Java and JVM CI/CD cost in 2026
./jvm-ci --gradle --maven --where-mins-go
JVM CI builds are slower than they look. Gradle and Maven both have warmup overhead, dependency resolution that scales poorly with project size, and annotation-processing-heavy frameworks like Spring Boot or Quarkus that compound compilation time. The result is build minutes that consume more CI budget than equivalent pipelines in Go or Node. The good news: Gradle's build cache and configuration cache, properly configured, recover most of the slowness. The bad news: most teams do not configure them properly. This page works through where the time and money goes in a typical JVM CI pipeline in 2026 and how to claw it back.
Pricing references each vendor's public pricing page in May 2026. Gradle build cache documentation at docs.gradle.org.
Where JVM build minutes go
A typical Spring Boot pipeline running compile, test and package consumes time in this approximate distribution on a Linux 2-core hosted runner without warm caches:
The 50 percent reduction from warm caches is the single biggest CI optimisation a JVM team can make. It costs nothing to enable (the cache action and Gradle build-cache config are both free) and pays back immediately on per-minute platforms.
Per-platform monthly cost for a JVM team
Numbers below assume a 15-developer Java team consuming 8,400 monthly Linux build minutes (50 daily builds at 8-minute warm-cache average over 21 working days).
| Platform | Plan | Seats | Compute | Total / mo |
|---|---|---|---|---|
| GitHub Actions | Team | $60 | $54 (5.4K over 3K) | $114 |
| GitLab CI | Premium | $435 | $0 (in 10K free) | $435 |
| TeamCity | Cloud (15 users) | $675 | $0 (in credits) | $675 |
| TeamCity | Server (5 agents) | $0 (license $300 / mo amort.) | $140 (infra) | $440 + admin |
| CircleCI | Performance | $225 | $0 (in 375K credits) | $225 |
| Jenkins | Self-hosted | $0 | $120 (controller + 3 agents) | $120 + admin |
The TeamCity premium, justified
TeamCity Cloud at $675 monthly looks expensive next to GitHub Actions at $114. The premium is real and only makes sense for teams that genuinely benefit from the TeamCity-IntelliJ integration. For a 15-developer Java team where every engineer uses IntelliJ Ultimate (already paying $599 per user per year, $7,485 annually for 15 seats), TeamCity is roughly $8,100 annually adding 8 percent to the total JetBrains spend.

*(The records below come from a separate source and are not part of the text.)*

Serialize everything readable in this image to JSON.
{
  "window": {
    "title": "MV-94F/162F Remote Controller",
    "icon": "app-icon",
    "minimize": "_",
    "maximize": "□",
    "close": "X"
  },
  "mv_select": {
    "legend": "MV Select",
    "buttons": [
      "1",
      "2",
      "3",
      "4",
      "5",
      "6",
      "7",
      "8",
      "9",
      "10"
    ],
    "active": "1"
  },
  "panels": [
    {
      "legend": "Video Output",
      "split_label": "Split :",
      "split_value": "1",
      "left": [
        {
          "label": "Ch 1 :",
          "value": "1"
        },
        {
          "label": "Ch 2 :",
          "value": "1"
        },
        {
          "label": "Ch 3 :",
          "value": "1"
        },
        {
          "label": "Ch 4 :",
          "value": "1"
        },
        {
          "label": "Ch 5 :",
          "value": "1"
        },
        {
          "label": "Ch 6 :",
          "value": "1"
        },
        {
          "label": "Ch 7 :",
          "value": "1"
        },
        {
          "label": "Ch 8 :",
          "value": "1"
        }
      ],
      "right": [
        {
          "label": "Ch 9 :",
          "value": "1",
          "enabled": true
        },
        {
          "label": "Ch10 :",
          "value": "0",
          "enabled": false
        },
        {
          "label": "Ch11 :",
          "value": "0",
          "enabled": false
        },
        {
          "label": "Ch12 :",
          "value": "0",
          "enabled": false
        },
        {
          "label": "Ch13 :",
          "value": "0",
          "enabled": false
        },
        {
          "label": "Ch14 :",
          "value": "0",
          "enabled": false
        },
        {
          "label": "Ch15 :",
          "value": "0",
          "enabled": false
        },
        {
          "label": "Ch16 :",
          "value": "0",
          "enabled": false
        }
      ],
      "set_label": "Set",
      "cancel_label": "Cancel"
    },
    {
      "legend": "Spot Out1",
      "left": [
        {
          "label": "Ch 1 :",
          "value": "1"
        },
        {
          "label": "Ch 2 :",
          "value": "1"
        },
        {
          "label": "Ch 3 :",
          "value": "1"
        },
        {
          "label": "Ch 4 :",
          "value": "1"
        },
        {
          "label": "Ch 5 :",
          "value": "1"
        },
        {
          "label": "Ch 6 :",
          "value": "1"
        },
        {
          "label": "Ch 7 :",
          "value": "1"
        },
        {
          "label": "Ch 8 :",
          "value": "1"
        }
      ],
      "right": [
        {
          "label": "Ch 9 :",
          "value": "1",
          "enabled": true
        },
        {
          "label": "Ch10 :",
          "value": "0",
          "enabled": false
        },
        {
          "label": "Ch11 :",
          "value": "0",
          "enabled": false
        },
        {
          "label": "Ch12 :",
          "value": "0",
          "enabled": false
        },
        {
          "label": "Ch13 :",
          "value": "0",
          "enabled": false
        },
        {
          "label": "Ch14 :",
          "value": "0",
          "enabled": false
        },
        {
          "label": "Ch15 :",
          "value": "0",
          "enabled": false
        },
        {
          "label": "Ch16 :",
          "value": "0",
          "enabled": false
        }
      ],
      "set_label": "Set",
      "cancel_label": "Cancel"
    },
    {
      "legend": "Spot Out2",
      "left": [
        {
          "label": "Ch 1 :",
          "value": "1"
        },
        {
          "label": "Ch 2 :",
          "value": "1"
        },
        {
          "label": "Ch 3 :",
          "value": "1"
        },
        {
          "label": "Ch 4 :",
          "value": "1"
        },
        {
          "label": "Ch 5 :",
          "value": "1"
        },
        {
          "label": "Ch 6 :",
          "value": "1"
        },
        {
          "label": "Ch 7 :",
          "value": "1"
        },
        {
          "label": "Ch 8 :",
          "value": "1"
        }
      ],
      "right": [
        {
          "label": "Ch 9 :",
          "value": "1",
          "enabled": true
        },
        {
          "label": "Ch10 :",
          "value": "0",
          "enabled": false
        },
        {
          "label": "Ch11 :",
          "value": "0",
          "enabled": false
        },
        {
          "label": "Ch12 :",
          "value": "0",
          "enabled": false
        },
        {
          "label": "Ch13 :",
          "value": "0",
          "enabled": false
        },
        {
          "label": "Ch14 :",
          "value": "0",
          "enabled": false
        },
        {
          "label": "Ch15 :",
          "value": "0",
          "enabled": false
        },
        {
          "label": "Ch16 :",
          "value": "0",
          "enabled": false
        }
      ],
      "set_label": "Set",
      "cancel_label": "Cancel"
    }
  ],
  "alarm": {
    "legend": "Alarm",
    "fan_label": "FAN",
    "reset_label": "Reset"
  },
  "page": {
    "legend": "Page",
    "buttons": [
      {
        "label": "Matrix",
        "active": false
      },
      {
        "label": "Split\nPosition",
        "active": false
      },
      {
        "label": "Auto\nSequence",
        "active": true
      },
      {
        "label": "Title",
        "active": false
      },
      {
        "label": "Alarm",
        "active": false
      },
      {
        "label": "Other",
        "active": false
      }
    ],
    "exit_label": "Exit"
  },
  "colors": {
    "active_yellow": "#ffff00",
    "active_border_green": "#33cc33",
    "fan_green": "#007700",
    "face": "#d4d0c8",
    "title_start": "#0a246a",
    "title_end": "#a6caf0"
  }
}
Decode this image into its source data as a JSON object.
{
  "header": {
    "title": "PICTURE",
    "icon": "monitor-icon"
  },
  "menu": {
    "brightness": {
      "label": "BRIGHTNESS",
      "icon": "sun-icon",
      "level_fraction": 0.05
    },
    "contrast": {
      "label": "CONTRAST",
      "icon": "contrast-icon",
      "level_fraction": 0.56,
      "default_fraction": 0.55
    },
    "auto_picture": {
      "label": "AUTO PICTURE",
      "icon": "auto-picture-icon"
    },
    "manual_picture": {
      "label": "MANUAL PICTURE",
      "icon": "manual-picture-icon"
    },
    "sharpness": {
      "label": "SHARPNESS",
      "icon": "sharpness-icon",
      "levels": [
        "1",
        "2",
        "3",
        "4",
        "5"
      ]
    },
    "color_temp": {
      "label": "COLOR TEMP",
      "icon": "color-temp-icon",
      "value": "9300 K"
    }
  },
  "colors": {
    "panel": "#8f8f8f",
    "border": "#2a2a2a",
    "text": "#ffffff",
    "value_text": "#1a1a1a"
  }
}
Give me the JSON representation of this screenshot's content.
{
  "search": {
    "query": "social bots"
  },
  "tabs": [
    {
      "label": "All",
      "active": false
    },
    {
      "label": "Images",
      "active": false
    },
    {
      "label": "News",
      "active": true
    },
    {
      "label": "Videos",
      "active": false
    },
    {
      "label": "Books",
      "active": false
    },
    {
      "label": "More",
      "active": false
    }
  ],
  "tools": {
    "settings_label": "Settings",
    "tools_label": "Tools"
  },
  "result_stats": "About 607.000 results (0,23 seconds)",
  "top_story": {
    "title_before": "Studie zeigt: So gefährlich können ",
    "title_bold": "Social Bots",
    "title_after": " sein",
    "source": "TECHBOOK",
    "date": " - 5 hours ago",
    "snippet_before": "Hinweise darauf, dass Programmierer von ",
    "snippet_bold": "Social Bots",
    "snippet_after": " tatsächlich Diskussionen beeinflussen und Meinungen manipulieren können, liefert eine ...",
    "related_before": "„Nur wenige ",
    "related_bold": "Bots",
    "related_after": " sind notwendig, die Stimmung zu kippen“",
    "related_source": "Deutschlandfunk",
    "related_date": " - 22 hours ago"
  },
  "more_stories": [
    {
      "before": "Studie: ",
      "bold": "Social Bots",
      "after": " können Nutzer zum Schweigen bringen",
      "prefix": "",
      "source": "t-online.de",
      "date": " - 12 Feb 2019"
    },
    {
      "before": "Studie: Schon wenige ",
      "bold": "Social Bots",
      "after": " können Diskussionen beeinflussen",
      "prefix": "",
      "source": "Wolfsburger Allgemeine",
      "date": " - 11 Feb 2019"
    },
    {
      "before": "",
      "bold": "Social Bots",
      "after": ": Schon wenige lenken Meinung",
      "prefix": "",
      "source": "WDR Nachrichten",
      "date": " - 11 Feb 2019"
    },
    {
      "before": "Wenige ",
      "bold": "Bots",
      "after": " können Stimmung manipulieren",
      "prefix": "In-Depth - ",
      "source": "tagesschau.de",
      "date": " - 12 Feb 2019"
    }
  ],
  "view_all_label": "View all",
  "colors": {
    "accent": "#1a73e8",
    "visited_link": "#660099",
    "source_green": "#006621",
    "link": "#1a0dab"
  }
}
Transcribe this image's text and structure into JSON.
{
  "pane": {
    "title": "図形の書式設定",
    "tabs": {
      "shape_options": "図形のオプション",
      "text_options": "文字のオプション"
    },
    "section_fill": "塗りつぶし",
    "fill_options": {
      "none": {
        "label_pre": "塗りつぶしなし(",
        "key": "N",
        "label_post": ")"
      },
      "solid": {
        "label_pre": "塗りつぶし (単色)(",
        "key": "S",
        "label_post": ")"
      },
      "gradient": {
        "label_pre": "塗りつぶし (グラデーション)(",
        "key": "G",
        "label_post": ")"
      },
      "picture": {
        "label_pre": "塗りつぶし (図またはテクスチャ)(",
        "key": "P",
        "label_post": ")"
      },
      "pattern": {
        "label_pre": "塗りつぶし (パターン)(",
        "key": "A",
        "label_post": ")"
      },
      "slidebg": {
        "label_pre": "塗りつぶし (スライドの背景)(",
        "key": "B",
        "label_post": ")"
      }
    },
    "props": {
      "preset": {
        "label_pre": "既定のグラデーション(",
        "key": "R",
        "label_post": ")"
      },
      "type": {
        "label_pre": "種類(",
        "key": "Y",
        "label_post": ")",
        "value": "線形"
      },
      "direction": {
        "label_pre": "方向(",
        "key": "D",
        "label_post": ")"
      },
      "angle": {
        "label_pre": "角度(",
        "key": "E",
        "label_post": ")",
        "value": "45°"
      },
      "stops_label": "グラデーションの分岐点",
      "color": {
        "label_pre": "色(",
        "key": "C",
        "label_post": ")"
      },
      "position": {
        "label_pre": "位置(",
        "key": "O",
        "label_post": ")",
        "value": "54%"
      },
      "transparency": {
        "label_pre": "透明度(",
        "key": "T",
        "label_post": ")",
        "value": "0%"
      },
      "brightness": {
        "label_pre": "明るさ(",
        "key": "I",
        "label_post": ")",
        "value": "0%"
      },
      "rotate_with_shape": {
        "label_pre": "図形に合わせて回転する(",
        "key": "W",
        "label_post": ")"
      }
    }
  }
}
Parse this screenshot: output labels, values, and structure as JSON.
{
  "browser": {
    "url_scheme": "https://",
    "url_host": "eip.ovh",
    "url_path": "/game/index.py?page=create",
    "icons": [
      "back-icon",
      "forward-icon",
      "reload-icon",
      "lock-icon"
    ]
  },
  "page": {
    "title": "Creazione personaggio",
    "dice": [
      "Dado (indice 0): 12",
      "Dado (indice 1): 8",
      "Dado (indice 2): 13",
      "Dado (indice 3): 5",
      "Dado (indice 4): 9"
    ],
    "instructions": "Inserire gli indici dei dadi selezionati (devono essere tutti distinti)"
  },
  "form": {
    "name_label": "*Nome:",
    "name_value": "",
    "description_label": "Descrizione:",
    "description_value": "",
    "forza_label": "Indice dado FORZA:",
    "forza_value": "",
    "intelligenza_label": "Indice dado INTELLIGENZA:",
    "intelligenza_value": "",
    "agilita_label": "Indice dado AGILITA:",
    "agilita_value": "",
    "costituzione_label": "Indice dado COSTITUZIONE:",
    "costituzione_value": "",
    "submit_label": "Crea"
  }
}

The benefit is the Gradle and Maven first-class support: parallel build distribution across agents, detailed dependency analysis, build configuration that opens directly in IntelliJ for debugging, and Kotlin DSL for pipeline definitions that engineers already know from their build.gradle.kts files. For a team that values uniform tooling across IDE and CI, the premium is justified.
For a team that does not specifically value JetBrains integration, GitHub Actions is meaningfully cheaper at any team size and the JVM-specific advantage TeamCity offers is small. Most Java shops adopting CI/CD greenfield in 2026 land on GitHub Actions or GitLab CI; TeamCity adoption is concentrated in JetBrains-loyal organisations.
Build cache strategies in detail
For Gradle: enable the build cache (org.gradle.caching=true in gradle.properties) and configure a remote build cache backend. Local file backend works for small teams; for distributed teams, an S3-backed cache (via the gradle-build-cache-s3 plugin) lets every CI run benefit from work done by other developers' machines. Configuration cache (org.gradle.configuration-cache=true) saves 10-30 seconds per build but requires plugin compatibility checks.
For Maven: cache the entire ~/.m2/repository directory between CI runs, restored on Maven file content hash. Enable the parallel build flag (-T 1C) to use all available CPU cores. Maven does not have a build cache equivalent to Gradle's, so the win is mostly in dependency download avoidance and parallel execution.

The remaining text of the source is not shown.